Harpo also took an interest in painting, and a few of his works can be seen in his autobiography. In the book, Marx tells a story about how he tried to paint a nude female model, but froze up because he simply did not know how to paint properly. The model took pity on him, however, showing him a few basic strokes with a brush, until finally Harpo (fully clothed) took the model's place as the subject and the naked woman painted his portrait.

In 1955, Harpo made an appearance on the sitcom I Love Lucy, in which they re-enacted the famous mirror scene from the Marx Brothers movie Duck Soup (1933). In this scene, they are both supposed to be Harpo, not Groucho; he stays the same and Lucille Ball is dressed as him. About this time, he also appeared on NBC's The Martha Raye Show.

Harpo recorded an album of harp music for RCA Victor (Harp by Harpo, 1952) and two for Mercury Records (Harpo in Hi-Fi, 1957; Harpo at Work, 1958).

Marx made a number of television appearances in the 1960s. In 1960, he appeared with Ernest Truex in an episode of The DuPont Show with June Allyson entitled "A Silent Panic". Marx plays a deaf-mute who, as a "mechanical man" in a department store window, witnesses a gangland murder. In 1961, he made guest appearances on The Today Show, Play Your Hunch, Candid Camera, I've Got a Secret, Here's Hollywood, Art Linkletter's House Party, Groucho's quiz show You Bet Your Life, The Ed Sullivan Show, and Your Surprise Package.

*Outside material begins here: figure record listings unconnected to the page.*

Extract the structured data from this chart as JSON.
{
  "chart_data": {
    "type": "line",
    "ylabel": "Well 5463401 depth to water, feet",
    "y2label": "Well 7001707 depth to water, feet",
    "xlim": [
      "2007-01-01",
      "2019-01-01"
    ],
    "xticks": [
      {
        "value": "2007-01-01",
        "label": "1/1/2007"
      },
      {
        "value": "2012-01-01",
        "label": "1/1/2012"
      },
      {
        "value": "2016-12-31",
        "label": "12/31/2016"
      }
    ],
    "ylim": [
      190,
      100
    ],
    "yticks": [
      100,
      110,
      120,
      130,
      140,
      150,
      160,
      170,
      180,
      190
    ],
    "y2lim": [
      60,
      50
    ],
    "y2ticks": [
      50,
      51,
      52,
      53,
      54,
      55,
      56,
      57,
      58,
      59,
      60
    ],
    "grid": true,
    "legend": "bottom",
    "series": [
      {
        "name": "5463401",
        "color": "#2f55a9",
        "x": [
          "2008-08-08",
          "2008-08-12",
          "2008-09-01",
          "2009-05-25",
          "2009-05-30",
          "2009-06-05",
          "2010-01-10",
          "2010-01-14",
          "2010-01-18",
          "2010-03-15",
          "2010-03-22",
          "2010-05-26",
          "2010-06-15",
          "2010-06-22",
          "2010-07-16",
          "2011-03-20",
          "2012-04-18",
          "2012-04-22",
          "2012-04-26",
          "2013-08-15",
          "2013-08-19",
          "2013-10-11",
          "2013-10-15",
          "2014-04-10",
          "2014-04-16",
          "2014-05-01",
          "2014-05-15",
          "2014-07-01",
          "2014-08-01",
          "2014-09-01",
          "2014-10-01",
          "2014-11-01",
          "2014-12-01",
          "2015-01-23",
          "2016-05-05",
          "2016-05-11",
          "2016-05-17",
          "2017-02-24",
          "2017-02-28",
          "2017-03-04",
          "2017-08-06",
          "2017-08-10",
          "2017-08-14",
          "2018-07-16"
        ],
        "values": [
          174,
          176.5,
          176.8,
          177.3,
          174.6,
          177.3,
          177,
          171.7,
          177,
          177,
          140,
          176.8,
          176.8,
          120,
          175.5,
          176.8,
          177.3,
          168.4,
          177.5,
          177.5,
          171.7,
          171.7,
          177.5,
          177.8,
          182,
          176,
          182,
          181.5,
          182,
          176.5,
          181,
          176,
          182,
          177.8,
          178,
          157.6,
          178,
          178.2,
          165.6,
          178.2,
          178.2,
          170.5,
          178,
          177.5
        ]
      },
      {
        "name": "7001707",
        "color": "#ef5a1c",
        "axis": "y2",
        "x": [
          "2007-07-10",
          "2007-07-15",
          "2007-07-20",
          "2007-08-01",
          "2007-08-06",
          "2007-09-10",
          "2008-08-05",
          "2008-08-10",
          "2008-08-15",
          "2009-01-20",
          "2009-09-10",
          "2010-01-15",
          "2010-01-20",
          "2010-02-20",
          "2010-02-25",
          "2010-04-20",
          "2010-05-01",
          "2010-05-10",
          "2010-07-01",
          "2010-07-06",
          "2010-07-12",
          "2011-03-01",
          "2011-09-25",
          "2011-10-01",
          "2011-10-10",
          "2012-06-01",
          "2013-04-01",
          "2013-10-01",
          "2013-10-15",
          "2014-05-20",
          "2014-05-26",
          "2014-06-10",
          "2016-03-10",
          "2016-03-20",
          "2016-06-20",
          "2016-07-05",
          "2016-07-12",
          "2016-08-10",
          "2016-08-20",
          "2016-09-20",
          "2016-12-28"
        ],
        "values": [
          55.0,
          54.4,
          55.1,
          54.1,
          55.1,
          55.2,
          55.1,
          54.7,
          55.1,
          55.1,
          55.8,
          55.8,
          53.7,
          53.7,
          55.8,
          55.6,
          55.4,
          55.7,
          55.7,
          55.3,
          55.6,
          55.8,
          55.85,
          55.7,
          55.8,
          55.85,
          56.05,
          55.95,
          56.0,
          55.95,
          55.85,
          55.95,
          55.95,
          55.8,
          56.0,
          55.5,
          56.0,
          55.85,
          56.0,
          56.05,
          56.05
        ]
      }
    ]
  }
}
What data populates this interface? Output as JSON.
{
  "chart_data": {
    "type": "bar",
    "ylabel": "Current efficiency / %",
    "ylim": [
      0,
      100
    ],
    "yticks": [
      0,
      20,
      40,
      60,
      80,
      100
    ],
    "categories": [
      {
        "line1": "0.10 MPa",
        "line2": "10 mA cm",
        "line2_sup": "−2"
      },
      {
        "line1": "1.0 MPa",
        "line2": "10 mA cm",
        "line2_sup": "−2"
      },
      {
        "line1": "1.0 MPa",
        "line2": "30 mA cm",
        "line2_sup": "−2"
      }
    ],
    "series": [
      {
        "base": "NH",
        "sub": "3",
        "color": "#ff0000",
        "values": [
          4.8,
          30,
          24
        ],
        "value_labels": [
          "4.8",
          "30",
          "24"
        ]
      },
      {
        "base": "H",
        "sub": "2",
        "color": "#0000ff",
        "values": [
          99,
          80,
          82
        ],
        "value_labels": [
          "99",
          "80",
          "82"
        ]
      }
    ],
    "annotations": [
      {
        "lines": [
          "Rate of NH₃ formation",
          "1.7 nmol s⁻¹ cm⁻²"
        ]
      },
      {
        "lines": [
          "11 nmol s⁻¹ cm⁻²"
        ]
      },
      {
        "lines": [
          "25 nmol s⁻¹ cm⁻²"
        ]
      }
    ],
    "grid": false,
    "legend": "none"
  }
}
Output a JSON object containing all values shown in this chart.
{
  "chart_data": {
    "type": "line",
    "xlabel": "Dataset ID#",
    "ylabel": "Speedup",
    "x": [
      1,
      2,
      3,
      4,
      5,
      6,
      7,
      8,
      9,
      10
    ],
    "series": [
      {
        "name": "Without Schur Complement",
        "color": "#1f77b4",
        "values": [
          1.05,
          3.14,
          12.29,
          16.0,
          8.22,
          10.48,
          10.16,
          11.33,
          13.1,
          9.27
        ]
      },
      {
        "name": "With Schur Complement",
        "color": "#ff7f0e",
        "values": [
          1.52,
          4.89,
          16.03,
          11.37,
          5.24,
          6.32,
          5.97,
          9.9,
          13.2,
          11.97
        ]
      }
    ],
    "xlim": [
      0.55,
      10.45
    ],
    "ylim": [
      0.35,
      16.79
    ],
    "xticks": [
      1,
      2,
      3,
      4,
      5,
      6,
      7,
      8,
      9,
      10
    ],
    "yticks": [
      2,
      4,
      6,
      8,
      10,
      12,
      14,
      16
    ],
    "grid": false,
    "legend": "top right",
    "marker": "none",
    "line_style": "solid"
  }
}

In 1962 he guest-starred with Carol Burnett in an installment of the DuPont Show of the Week entitled "The Wonderful World of Toys". The show was filmed in Central Park and featured Marx playing "Autumn Leaves" on the harp. A visit to the set inspired poet Robert Lowell to compose a poem about Marx.

Marx's two final television appearances came less than a month apart in the fall of 1962. He portrayed a guardian angel on CBS's The Red Skelton Show on September 25. He guest starred as himself on October 20 in the episode "Musicale" of ABC's Mr. Smith Goes to Washington, a sitcom starring Fess Parker, based on the 1939 Frank Capra film.